Para trabalhar os conteúdos em língua inglesa, a IENH se associou a um currículo da Universidade de Cambridge, da Inglaterra. Os componentes de Matemática e Ciências, ou Science e Math, são desenvolvidos tal e qual o que é praticado lá. 

“Fazemos um estudo para não repetir o conteúdo. Tem coisas do currículo de Cambridge que nem aparecem no brasileiro, então vamos complementando. Por isso é importante o planejamento em conjunto. A professora de Ciências senta com a de Science para trabalhar de forma rica e não repetitiva. O objetivo é abordar por outro ângulo, de uma maneira mais lúdica, às vezes mais prática”, detalha Cristiane.

Quando os alunos vão para as séries finais, passam por check points, que são exames de Cambridge em Math e Science. A prova vem da Inglaterra e tem um momento específico para essa avaliação, que é feita em relação aos conteúdos e não do idioma. Esse conhecimento ajuda aqueles que querem se candidatar para cursar o Ensino Superior em outros países.
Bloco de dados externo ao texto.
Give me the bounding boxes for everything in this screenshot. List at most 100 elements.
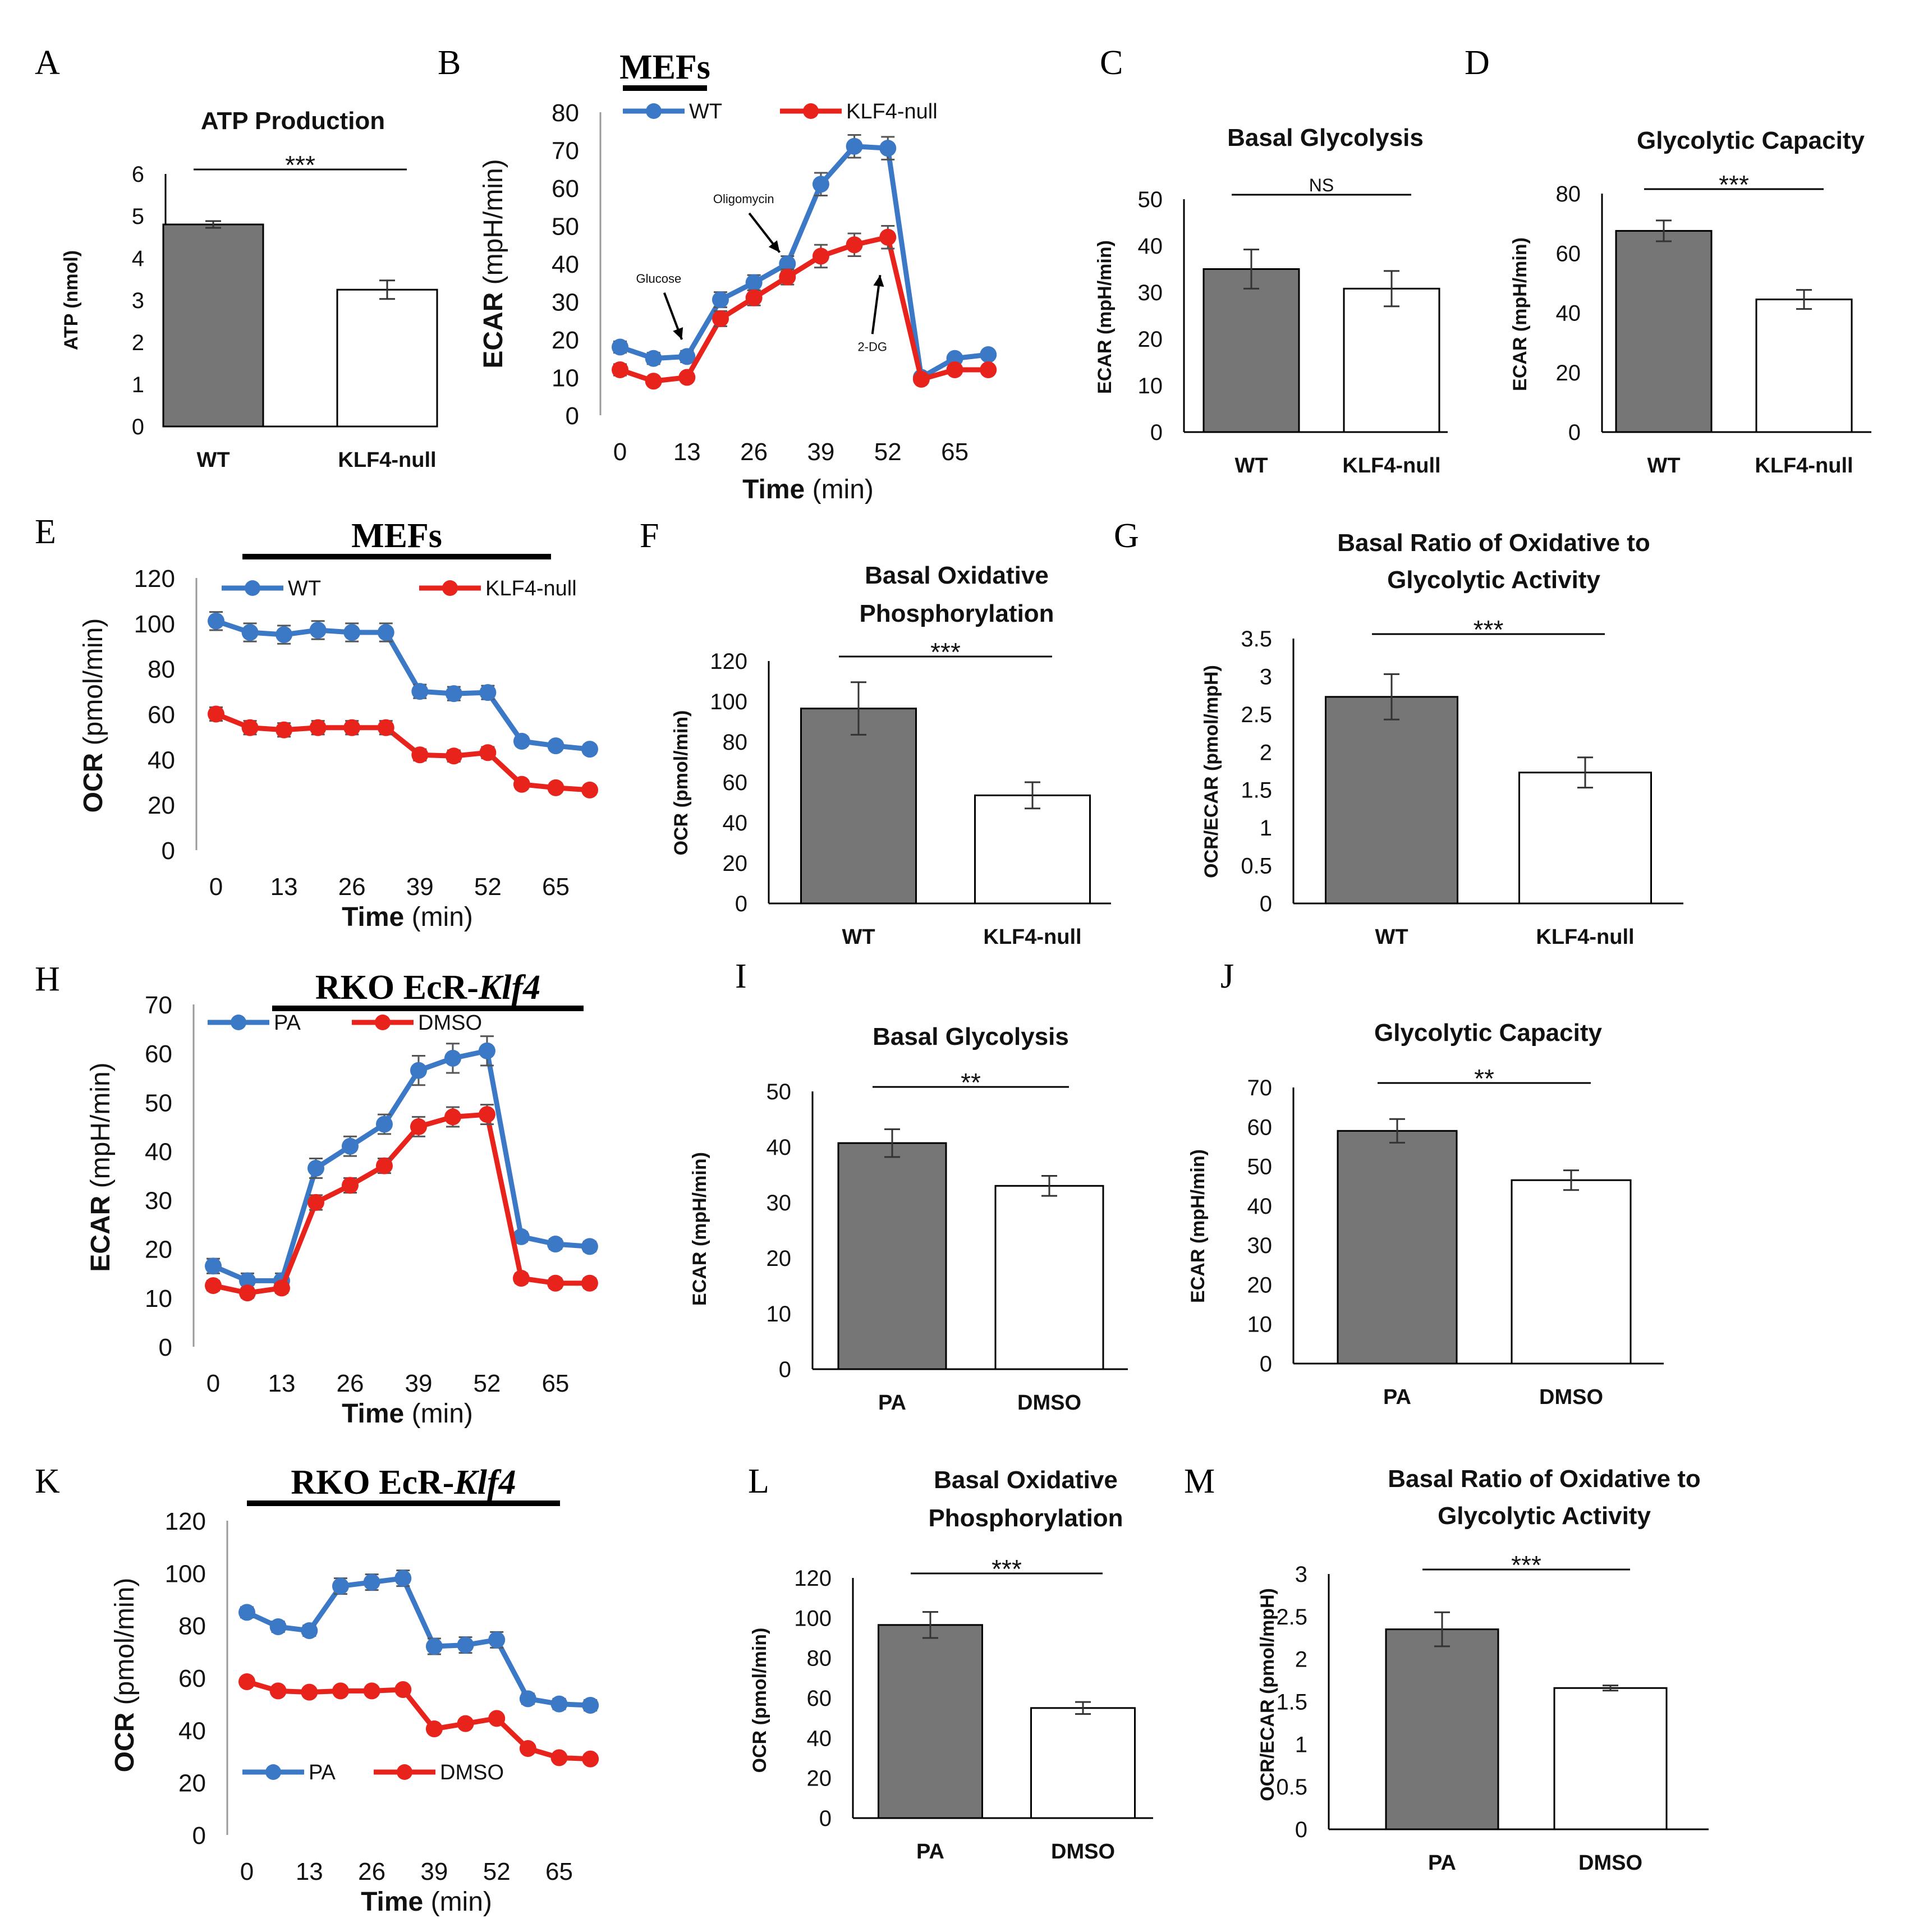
annotation-arrowhead bbox=[768, 240, 780, 253]
data-point bbox=[745, 274, 763, 291]
panel-letter: M bbox=[1184, 1462, 1215, 1500]
y-tick-label: 20 bbox=[766, 1246, 792, 1271]
significance-label: ** bbox=[961, 1068, 981, 1097]
y-axis-label-unit: (pmol/min) bbox=[79, 618, 108, 753]
chart-title: Basal Glycolysis bbox=[1227, 124, 1424, 152]
data-point bbox=[779, 255, 796, 272]
chart-title-line-2: Glycolytic Activity bbox=[1438, 1502, 1651, 1530]
legend-label: PA bbox=[309, 1761, 336, 1784]
y-axis-label-unit: (pmol/mpH) bbox=[1257, 1588, 1278, 1699]
condition-title: RKO EcR-Klf4 bbox=[291, 1463, 516, 1502]
annotation-arrowhead bbox=[673, 327, 683, 339]
panel-h: H RKO EcR-Klf4 0 10 20 30 40 50 60 70 0 13 26 39 52 65 P… bbox=[35, 960, 598, 1429]
y-axis-label-unit: (nmol) bbox=[61, 250, 82, 314]
data-point bbox=[307, 1159, 324, 1177]
y-tick-label: 0 bbox=[159, 1334, 172, 1361]
legend-label: WT bbox=[288, 577, 321, 600]
panel-letter: E bbox=[35, 513, 56, 551]
y-tick-label: 70 bbox=[552, 137, 579, 165]
x-tick-label: 52 bbox=[473, 1370, 501, 1397]
x-tick-label: 26 bbox=[338, 873, 366, 901]
category-label: DMSO bbox=[1051, 1840, 1115, 1864]
panel-letter: I bbox=[735, 957, 747, 995]
bar-klf4-null bbox=[336, 288, 438, 428]
x-tick-label: 0 bbox=[206, 1370, 220, 1397]
y-tick-label: 120 bbox=[134, 565, 175, 593]
data-point bbox=[375, 1116, 393, 1133]
bar-wt bbox=[1202, 268, 1300, 433]
data-point bbox=[547, 737, 564, 755]
legend-marker bbox=[245, 580, 260, 596]
x-axis-label-unit: (min) bbox=[805, 475, 874, 504]
x-tick-label: 0 bbox=[240, 1858, 254, 1885]
y-axis-label-e: OCR (pmol/min) bbox=[79, 618, 108, 813]
data-point bbox=[550, 1695, 568, 1713]
data-point bbox=[550, 1749, 568, 1766]
data-point bbox=[712, 291, 729, 309]
y-axis-label-main: OCR bbox=[79, 753, 108, 813]
condition-title-main: RKO EcR- bbox=[291, 1463, 454, 1502]
y-axis-label-unit: (pmol/mpH) bbox=[1201, 665, 1222, 776]
x-tick-label: 52 bbox=[483, 1858, 511, 1885]
y-tick-label: 20 bbox=[1138, 327, 1163, 352]
chart-title-line-2: Phosphorylation bbox=[928, 1504, 1123, 1532]
bar-wt bbox=[162, 223, 264, 428]
y-axis-label-l: OCR (pmol/min) bbox=[749, 1628, 770, 1773]
panel-letter: G bbox=[1114, 517, 1139, 555]
data-point bbox=[582, 1750, 599, 1768]
x-tick-label: 13 bbox=[296, 1858, 323, 1885]
significance-label: *** bbox=[992, 1554, 1022, 1584]
condition-title: MEFs bbox=[619, 48, 710, 86]
x-axis-label-unit: (min) bbox=[404, 1399, 473, 1429]
data-point bbox=[238, 1284, 256, 1302]
y-tick-label: 70 bbox=[1247, 1076, 1273, 1100]
condition-title-main: RKO EcR- bbox=[315, 969, 479, 1007]
bar-wt bbox=[1615, 230, 1713, 433]
y-tick-label: 0 bbox=[162, 837, 175, 865]
y-axis-label-main: ECAR bbox=[1094, 340, 1116, 394]
y-tick-label: 20 bbox=[723, 851, 748, 876]
data-point bbox=[879, 140, 897, 157]
annotation-label: Glucose bbox=[636, 272, 681, 286]
y-tick-label: 50 bbox=[552, 213, 579, 241]
data-point bbox=[512, 1228, 530, 1245]
significance-label: NS bbox=[1309, 175, 1334, 195]
x-tick-label: 39 bbox=[807, 438, 834, 466]
x-axis-label: Time (min) bbox=[342, 1399, 473, 1429]
data-point bbox=[444, 1108, 461, 1126]
data-point bbox=[410, 1118, 427, 1135]
data-point bbox=[411, 746, 429, 764]
chart-title: Glycolytic Capacity bbox=[1637, 127, 1865, 154]
data-point bbox=[394, 1681, 412, 1698]
data-point bbox=[343, 719, 361, 736]
y-tick-label: 20 bbox=[807, 1766, 832, 1791]
legend-marker bbox=[375, 1015, 391, 1030]
y-axis-label-d: ECAR (mpH/min) bbox=[1509, 237, 1531, 391]
data-point bbox=[678, 348, 696, 365]
panel-letter: K bbox=[35, 1462, 60, 1500]
data-point bbox=[512, 1270, 530, 1287]
panel-letter: C bbox=[1100, 44, 1123, 82]
y-tick-label: 0 bbox=[735, 892, 747, 916]
y-tick-label: 20 bbox=[178, 1770, 206, 1797]
panel-e: E MEFs 0 20 40 60 80 100 120 0 13 26 39 52 65 WT KLF4-nu… bbox=[35, 513, 599, 932]
significance-label: *** bbox=[1474, 615, 1504, 644]
data-point bbox=[812, 176, 829, 193]
x-axis-label-main: Time bbox=[361, 1887, 423, 1917]
y-tick-label: 3 bbox=[1260, 664, 1272, 689]
y-tick-label: 1.5 bbox=[1276, 1690, 1307, 1715]
x-axis-label-unit: (min) bbox=[404, 902, 473, 932]
x-axis-label: Time (min) bbox=[342, 902, 473, 932]
data-point bbox=[582, 1697, 599, 1714]
x-axis-label: Time (min) bbox=[742, 475, 874, 504]
chart-title-line-2: Phosphorylation bbox=[859, 600, 1054, 627]
y-tick-label: 3.5 bbox=[1241, 627, 1272, 651]
data-point bbox=[238, 1604, 255, 1621]
data-point bbox=[341, 1177, 359, 1194]
y-tick-label: 40 bbox=[552, 251, 579, 278]
data-point bbox=[645, 373, 662, 390]
y-axis-label-j: ECAR (mpH/min) bbox=[1187, 1149, 1209, 1303]
y-tick-label: 10 bbox=[145, 1285, 172, 1313]
y-axis-label-main: ECAR bbox=[86, 1196, 116, 1272]
y-tick-label: 40 bbox=[723, 811, 748, 836]
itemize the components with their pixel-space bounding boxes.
Para que todo o ambiente escolar seja cada vez mais bilíngue, a escola reforça a sinalização em língua inglesa e criou, agora, um programa de incentivo com ajuda de custo para que os funcionários façam aulas do idioma. Entre os alunos, a vivência é garantida por meio de imersões não apenas dentro da instituição, mas também em outros ambientes. As experiências vão de coisas simples, como combinar com o garçom para falar em inglês no restaurante, até o deslocamento para atividades mais completas. No sexto ano, por exemplo, as turmas fazem uma viagem para São Paulo, onde participam de um english camp de quatro dias.